米税関、ユニクロの綿シャツ輸入差し止め 強制労働の疑い払拭できず

2021/05/20
更新: 2021/05/20

米国税関・国境警備局(CBP)は、アパレル大手ファーストリテイリングのブランド「ユニクロ」の綿シャツの輸入を差し止めた。強制労働関与の中国企業が製造した製品である疑いがあるという。CBPが5月10日に発表した関税文書で明らかになった。

米税関は調査のために、今年1月15日にロサンゼルス港に到着したユニクロの綿製シャツを留置していた。3月と4月に、ユニクロは追加の証明書などを提出したが、税関は証拠不十分として却下した。

CBPの文書によれば、ロサンゼルス港は、強制労働を使って作られたものではないことを証明するため、ユニクロに対して綿花生産者や綿糸メーカーの情報を求めた。これらには、綿花生産者から綿糸メーカーまでの輸送書類、綿花を摘み取った従業員のタイムカード、賃金の領収書、綿糸生産工程の報告書などが含まれる。

しかし、CBPは、ユニクロが追加提出した証拠では、強制労働の可能性を否定する証明にはならないと判断した。具体的には、新疆生産建設兵団が綿の加工過程に関わっていない情報が示されなかったという。
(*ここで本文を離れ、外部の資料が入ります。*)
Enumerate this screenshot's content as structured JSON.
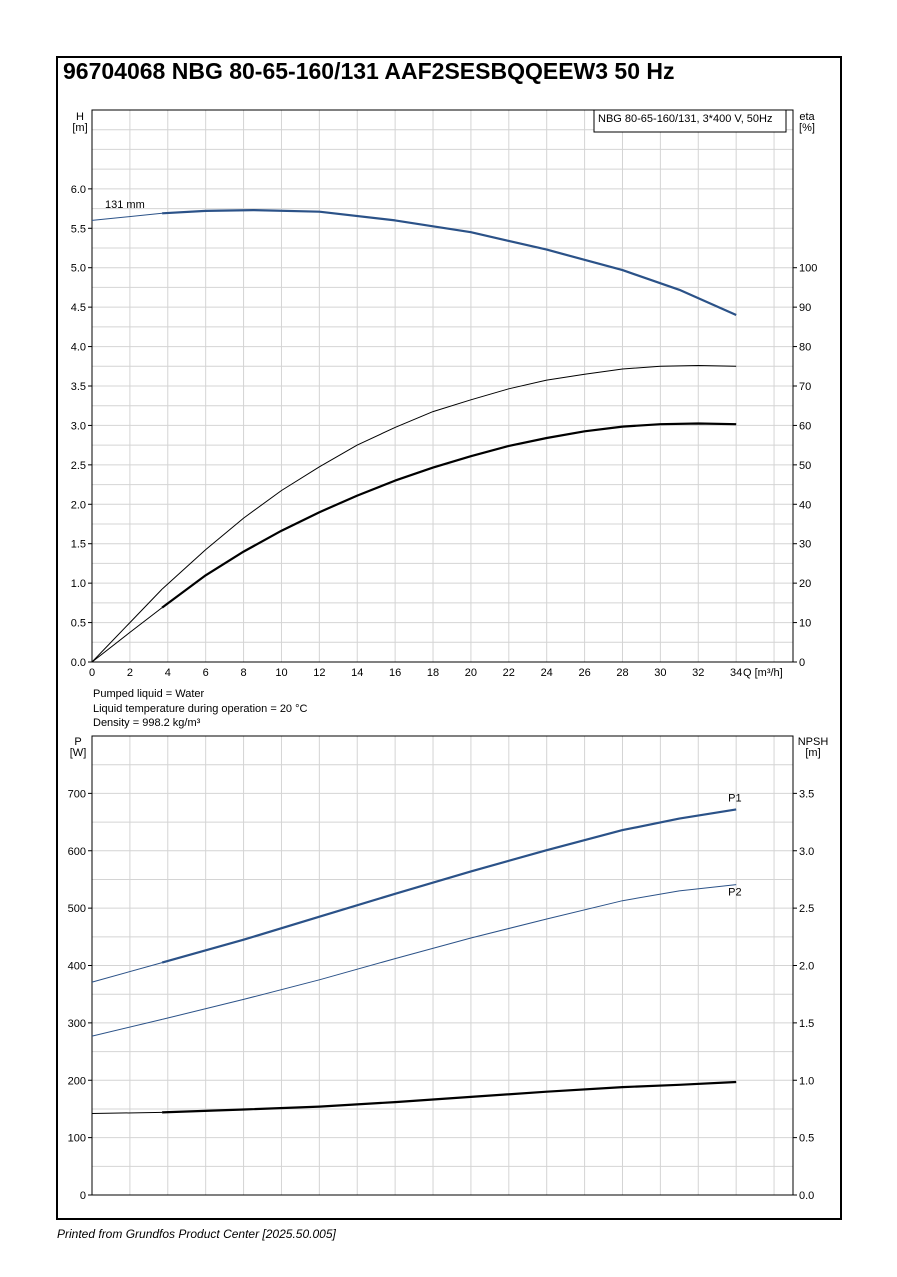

ユニクロ側は「非常に遺憾」と差し止めの決定に不満を表明した。ロイター通信の取材に対して、「ユニクロには、どのような人権侵害も強制労働も特定できる、強固なメカニズムがある。綿素材も、生産過程で強制労働などの問題がないことが確認されたコットンのみを使用している」とコメントを発表している。

米国は2020年8月、大規模な人権侵害と強制労働に関わっているとして「新疆生産建設兵団」とその子会社に制裁を科した。米国土安全保障省(DHS)は同年12月、米国のすべての入港地のCBP職員は「新疆生産建設兵団に関わる綿および綿製品を含む貨物を留置する」と通知した。

中国外務省の趙立堅報道官は記者会見で「新疆で強制労働はない」と従来の立場を表明し、米国の措置は「人権を口実にして、特定の中国企業や産業を抑圧しようとする欧米諸国や反中国勢力の悪意に満ちた陰謀だ」と批判した。

米国のユニクロの店舗数は4月時点で47店舗。ファーストリテイリングは2021年2月末の時点で、中国本土に800店舗構えており、同社の収益の約5分の1を占める。日本国内は807店舗でその数が微減であるのに対し、中国の店舗数は増加傾向にある。

新疆ウイグル自治区における人権侵害と強制労働について、人権団体のレポートや国外の証言者を元に、国際的に強い注目を集めている。米国、欧州連合(EU)、英国は、人権侵害の疑いで、中国の政府関係者に制裁を科している。米国は「ジェノサイド(虐殺)に等しい」と表現している。